20130613miyakawa 私は、日本共産党を代表して、議案第32号札幌市公契約条例案、およびその制定を求める内容の陳情第56号、第57号、第58号、および第61号に賛成し、制定に反対する陳情第60号に反対する立場で討論を行います。
 わが党が市内全戸を対象に実施している市民アンケートは、現在なお、集約の最中でありますが、3,083通回答の中間とりまとめでは、「公契約条例を知っていますか」の設問に対して、「知っている」が22.3%、「名前は聞いたことがある」が23.7%、「知らない」が44%と、4割以上の市民が「公契約条例を知らない」のが現状であります。
 一方、制定を求める市民運動では10万人の市民が署名をしているのであります。
 また、商工会議所等6団体が反対を表明しているという側面もあります。
 今後、条例の理解を深めるよう、事業者団体、札幌市、そして議会が、ねばり強い協議を続けるべきであります。
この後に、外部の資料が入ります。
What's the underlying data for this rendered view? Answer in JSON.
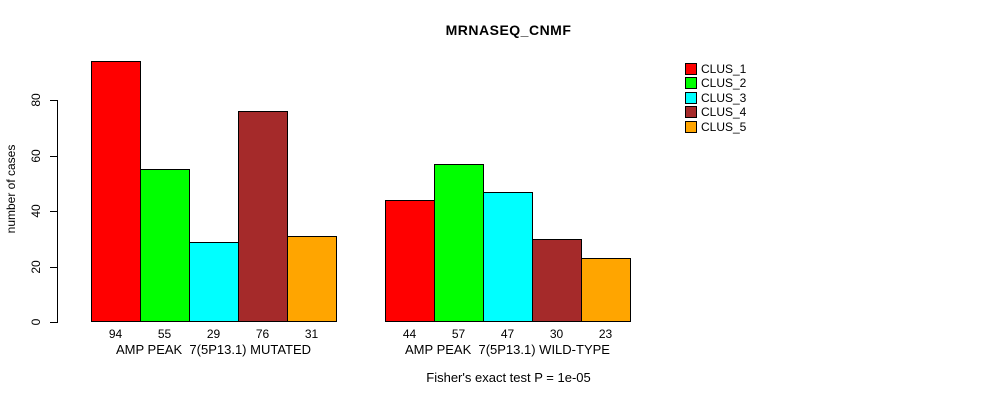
{
  "chart_data": {
    "type": "bar",
    "title": "MRNASEQ_CNMF",
    "ylabel": "number of cases",
    "annotation": "Fisher's exact test P = 1e-05",
    "yticks": [
      0,
      20,
      40,
      60,
      80
    ],
    "ylim": [
      0,
      96
    ],
    "grid": false,
    "legend_position": "right",
    "series": [
      {
        "name": "CLUS_1",
        "color": "#FF0000"
      },
      {
        "name": "CLUS_2",
        "color": "#00FF00"
      },
      {
        "name": "CLUS_3",
        "color": "#00FFFF"
      },
      {
        "name": "CLUS_4",
        "color": "#A52A2A"
      },
      {
        "name": "CLUS_5",
        "color": "#FFA500"
      }
    ],
    "groups": [
      {
        "key": "mutated",
        "label": "AMP PEAK  7(5P13.1) MUTATED",
        "values": [
          94,
          55,
          29,
          76,
          31
        ]
      },
      {
        "key": "wild-type",
        "label": "AMP PEAK  7(5P13.1) WILD-TYPE",
        "values": [
          44,
          57,
          47,
          30,
          23
        ]
      }
    ]
  }
}
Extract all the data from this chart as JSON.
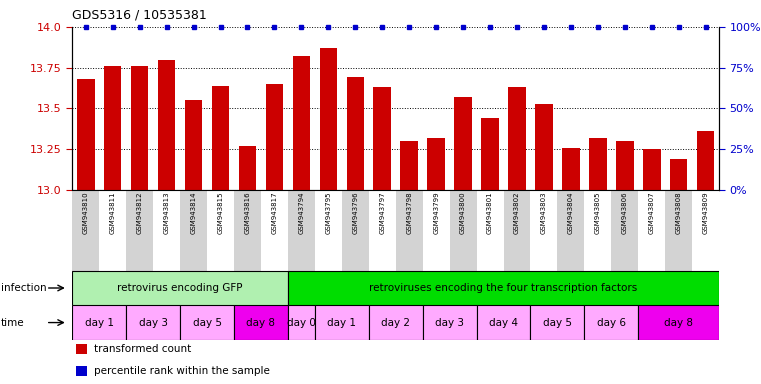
{
  "title": "GDS5316 / 10535381",
  "samples": [
    "GSM943810",
    "GSM943811",
    "GSM943812",
    "GSM943813",
    "GSM943814",
    "GSM943815",
    "GSM943816",
    "GSM943817",
    "GSM943794",
    "GSM943795",
    "GSM943796",
    "GSM943797",
    "GSM943798",
    "GSM943799",
    "GSM943800",
    "GSM943801",
    "GSM943802",
    "GSM943803",
    "GSM943804",
    "GSM943805",
    "GSM943806",
    "GSM943807",
    "GSM943808",
    "GSM943809"
  ],
  "bar_values": [
    13.68,
    13.76,
    13.76,
    13.8,
    13.55,
    13.64,
    13.27,
    13.65,
    13.82,
    13.87,
    13.69,
    13.63,
    13.3,
    13.32,
    13.57,
    13.44,
    13.63,
    13.53,
    13.26,
    13.32,
    13.3,
    13.25,
    13.19,
    13.36
  ],
  "percentile_values": [
    100,
    100,
    100,
    100,
    100,
    100,
    100,
    100,
    100,
    100,
    100,
    100,
    100,
    100,
    100,
    100,
    100,
    100,
    100,
    100,
    100,
    100,
    100,
    100
  ],
  "bar_color": "#cc0000",
  "percentile_color": "#0000cc",
  "ylim_left": [
    13.0,
    14.0
  ],
  "ylim_right": [
    0,
    100
  ],
  "yticks_left": [
    13.0,
    13.25,
    13.5,
    13.75,
    14.0
  ],
  "yticks_right": [
    0,
    25,
    50,
    75,
    100
  ],
  "ytick_labels_right": [
    "0%",
    "25%",
    "50%",
    "75%",
    "100%"
  ],
  "background_color": "#ffffff",
  "infection_groups": [
    {
      "label": "retrovirus encoding GFP",
      "start": 0,
      "end": 8,
      "color": "#b0f0b0"
    },
    {
      "label": "retroviruses encoding the four transcription factors",
      "start": 8,
      "end": 24,
      "color": "#00dd00"
    }
  ],
  "time_groups": [
    {
      "label": "day 1",
      "start": 0,
      "end": 2,
      "color": "#ffaaff"
    },
    {
      "label": "day 3",
      "start": 2,
      "end": 4,
      "color": "#ffaaff"
    },
    {
      "label": "day 5",
      "start": 4,
      "end": 6,
      "color": "#ffaaff"
    },
    {
      "label": "day 8",
      "start": 6,
      "end": 8,
      "color": "#ee00ee"
    },
    {
      "label": "day 0",
      "start": 8,
      "end": 9,
      "color": "#ffaaff"
    },
    {
      "label": "day 1",
      "start": 9,
      "end": 11,
      "color": "#ffaaff"
    },
    {
      "label": "day 2",
      "start": 11,
      "end": 13,
      "color": "#ffaaff"
    },
    {
      "label": "day 3",
      "start": 13,
      "end": 15,
      "color": "#ffaaff"
    },
    {
      "label": "day 4",
      "start": 15,
      "end": 17,
      "color": "#ffaaff"
    },
    {
      "label": "day 5",
      "start": 17,
      "end": 19,
      "color": "#ffaaff"
    },
    {
      "label": "day 6",
      "start": 19,
      "end": 21,
      "color": "#ffaaff"
    },
    {
      "label": "day 8",
      "start": 21,
      "end": 24,
      "color": "#ee00ee"
    }
  ],
  "legend_items": [
    {
      "label": "transformed count",
      "color": "#cc0000"
    },
    {
      "label": "percentile rank within the sample",
      "color": "#0000cc"
    }
  ],
  "tick_bg_even": "#d3d3d3",
  "tick_bg_odd": "#ffffff"
}
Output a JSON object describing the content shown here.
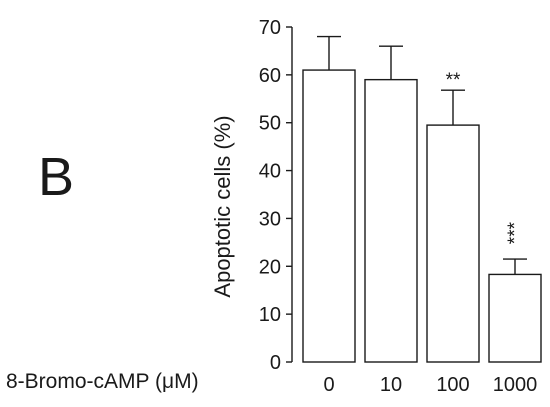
{
  "panel": {
    "letter": "B"
  },
  "chart_data": {
    "type": "bar",
    "categories": [
      "0",
      "10",
      "100",
      "1000"
    ],
    "values": [
      61,
      59,
      49.5,
      18.3
    ],
    "errors": [
      7,
      7,
      7.3,
      3.2
    ],
    "annotations": [
      "",
      "",
      "**",
      "***"
    ],
    "xlabel": "8-Bromo-cAMP (μM)",
    "ylabel": "Apoptotic cells (%)",
    "ylim": [
      0,
      70
    ],
    "yticks": [
      "0",
      "10",
      "20",
      "30",
      "40",
      "50",
      "60",
      "70"
    ],
    "grid": false,
    "legend": "none",
    "bar_fill": "#ffffff",
    "line_color": "#1a1a1a"
  }
}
 本条例の採決にあたり、可決すべきであることを、以下、申し上げます。
 まず、本市の最低制限価格の人件費基準についてです。
 本市は、清掃・警備等の最低制限価格の設定にあたり、人件費は70%を基準としてきましたが、2012年度から90%へと引き上げました。
 以前の70%は、体力のない中小企業の経営も労働者の生活も、両方とも過酷な状況でした。
 私は、90%へと引き上げたことは、遅かったとはいえ、必要な措置がとられたものであり、企業経営の改善と労働者の賃金引き上げの条件が、ようやく整ったものと捉えています。
 次に、労務単価についてです。
 清掃員Cの場合で、2008年度5,600円でしたが、今年度6,700円と、5年で1.2倍に引き上げられています。
 清掃業務の予定価格の積算は、直接人件費をもとにして、それに一定の割合をかけて、一般管理費などを決め、予定価格全体が決まる計算式になっています。
 この間、労務単価が上がっているので、直接人件費が増え、それに比例して一般管理費も増えています。
 企業の利益は一般管理費から見込まれているため、増え続けているはずです。
 それでも、利益が足りないと言って、人件費を流用するのはスジが違いますし、企業の赤字補てんに充てられるならば、税の使われ方として問題であります。
 労務単価が上がった分は、賃金の改善に使うべきです。
 次に、北海道の清掃の委託事業では、賃金アップが行われるということについてです。
 10月1日、道議会で、わが党真下議員の庁舎清掃の委託業務に関して「最低賃金に張りついている状況をよしとするのか」という質問に対して、総務課長は「労働者の生活の安定や労働力の質的向上につながることから、最低賃金以上の賃金を払うことはもとより、職務内容や能力・経験等も勘案し、適正な賃金が支払われるよう、配慮すべきものと考える」と答弁しました。
 北海道の委託事業において、清掃労働者の賃金が引き上げられます。
 陳情60号では、公契約条例が制定されると同一労働同一賃金の原則が破壊されるとしています。
 それでは、事業者が、北海道の委託事業を受注しないということになるのでしょうか。そうはならないと思います。
 本市の委託事業も同じであります。
 賃金を引き上げることで問題が発生するという考え方は、理論的根拠を失い、現実の中で解消されていくことは明らかであります。
 次に、労働者の生活実態についてです。
 清掃労働者の賃金は、最低賃金にぴったり張り付いています。
 現在、最低賃金は時給734円であります。
 1日8時間フルタイム、21日間働いたとすれば、1か月の賃金は12万3,312円、年収は147万9,744円ですからワーキングプアです。
 1か月12万3,312円で、家賃を払い、電気・水道・ガス・電話代・健康保険料、冬場は灯油代です。
 20歳から40歳の働く人で家賃が3万6000円とした場合の生活保護基準は、夏場でも13万1520円、冬では15万5610円になり、最低賃金では生活保護基準以下となります。
 最低生活費を下回る、憲法が保障する健康で文化的な生活ができない状態を、議会として、放置することは許されません。
 この状況を改善するために、本市も議会も事業者も力を合わせる時ではないでしょうか。
 公共事業が少ない現状において、低価格入札など、仕事の奪い合いという実態があります。
 事業者同士が受注競争行なう際に、人件費の削減、労賃叩きが、競争の道具となっている実態がありますが、これからの社会の在り方として、それを変えていかなくてはならない、このことを、本市、そして議会が率先して示そうではありませんか。
 条例案で、罰則規定が先延ばしされたことは、後退したことになりますが、まず、可決させることで一歩前進することが大事であり、公契約条例を制定すべきことを訴え、討論といたします。